Can gradient approximation at equilibrium replace backpropagation through time in practice?

This explores whether a model can learn or reason by relaxing to an equilibrium and reading gradients there, rather than backpropagating through a full unrolled sequence — the way recurrent nets are classically trained. None of these notes runs the literal head-to-head experiment (equilibrium propagation vs. BPTT), so if you came for that benchmark, the corpus doesn't have it. But it has a lot on the deeper instinct behind the question: that full backpropagation-through-time is expensive, brittle, and maybe avoidable.

The closest thing to your equilibrium framing is energy-based learning. Energy-Based Transformers assign an energy score to each input-prediction pair and then *descend* that energy surface at inference time — reasoning becomes iterative minimization toward a low-energy fixed point rather than a single forward pass Can energy minimization unlock reasoning without domain-specific training?. That's exactly the spirit of "compute the answer at equilibrium": the model settles into a solution by gradient descent on energy, and it reportedly scales better and generalizes further out-of-distribution than a standard Transformer. It's the corpus's strongest evidence that equilibrium-style dynamics can do real work.

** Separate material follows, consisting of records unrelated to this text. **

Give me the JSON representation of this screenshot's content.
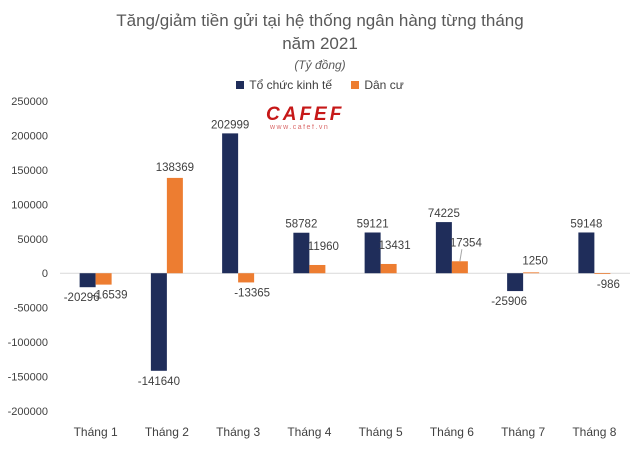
{
  "chart_data": {
    "type": "bar",
    "title_line1": "Tăng/giảm tiền gửi tại hệ thống ngân hàng từng tháng",
    "title_line2": "năm 2021",
    "subtitle": "(Tỷ đồng)",
    "categories": [
      "Tháng 1",
      "Tháng 2",
      "Tháng 3",
      "Tháng 4",
      "Tháng 5",
      "Tháng 6",
      "Tháng 7",
      "Tháng 8"
    ],
    "series": [
      {
        "name": "Tổ chức kinh tế",
        "color": "#1f2d5a",
        "values": [
          -20296,
          -141640,
          202999,
          58782,
          59121,
          74225,
          -25906,
          59148
        ]
      },
      {
        "name": "Dân cư",
        "color": "#ed7d31",
        "values": [
          -16539,
          138369,
          -13365,
          11960,
          13431,
          17354,
          1250,
          -986
        ]
      }
    ],
    "ylim": [
      -200000,
      250000
    ],
    "yticks": [
      250000,
      200000,
      150000,
      100000,
      50000,
      0,
      -50000,
      -100000,
      -150000,
      -200000
    ],
    "legend_position": "top-center",
    "grid": false
  },
  "watermark": {
    "text": "CAFEF",
    "subtext": "www.cafef.vn",
    "color": "#c00000"
  }
}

The other lateral move is to ask: what if you skip parameter-space gradients altogether? A whole cluster of notes shows agents improving with *no* backprop at all. AgentFly treats learning as memory operations inside a memory-augmented MDP and hits strong benchmark scores without touching the model's weights Can agents learn continuously from experience without updating weights?, and Reflexion has agents write verbal self-diagnoses into episodic memory and improve across tries — credit assignment through language instead of through gradients Can agents learn from failure without updating their weights?. Titans pushes the same idea into architecture, splitting cheap short-term attention from a long-term neural memory that adaptively stores surprising tokens, sidestepping the quadratic cost that makes long-sequence backprop painful in the first place Can neural memory modules scale language models beyond attention limits?. So "replace BPTT in practice" has at least two live answers in this collection — settle to an energy minimum, or move learning out of the weights entirely.

There's also a quieter, surprising thread worth knowing: when you *do* use gradient-based RL, you're updating far less than you think. Across seven algorithms and ten model families, RL touches only 5–30% of parameters, and those sparse updates are nearly full-rank and nearly identical across random seeds — structural, not arbitrary Does reinforcement learning update only a small fraction of parameters?. That reframes the whole cost question: if the effective learning signal lives in a small, consistent subnetwork, the case for cheaper gradient approximations gets stronger, because most of the full backprop machinery may be doing redundant work.

The catch the corpus keeps flagging is plasticity. Methods that drift hard from the base distribution stall when the task changes, while staying close to base preserves the ability to keep learning Does staying close to the base model preserve learning ability?, and decoding-time proxy-tuning protects pretrained knowledge precisely *because* it never rewrites the weights Can decoding-time tuning preserve knowledge better than weight fine-tuning?. The takeaway you didn't come looking for: the interesting question may not be "equilibrium gradients vs. BPTT" at all, but whether you need to compute weight gradients on the fly — across this corpus, the most practical alternatives to backprop-through-time aren't better approximations of it, they're ways to avoid it.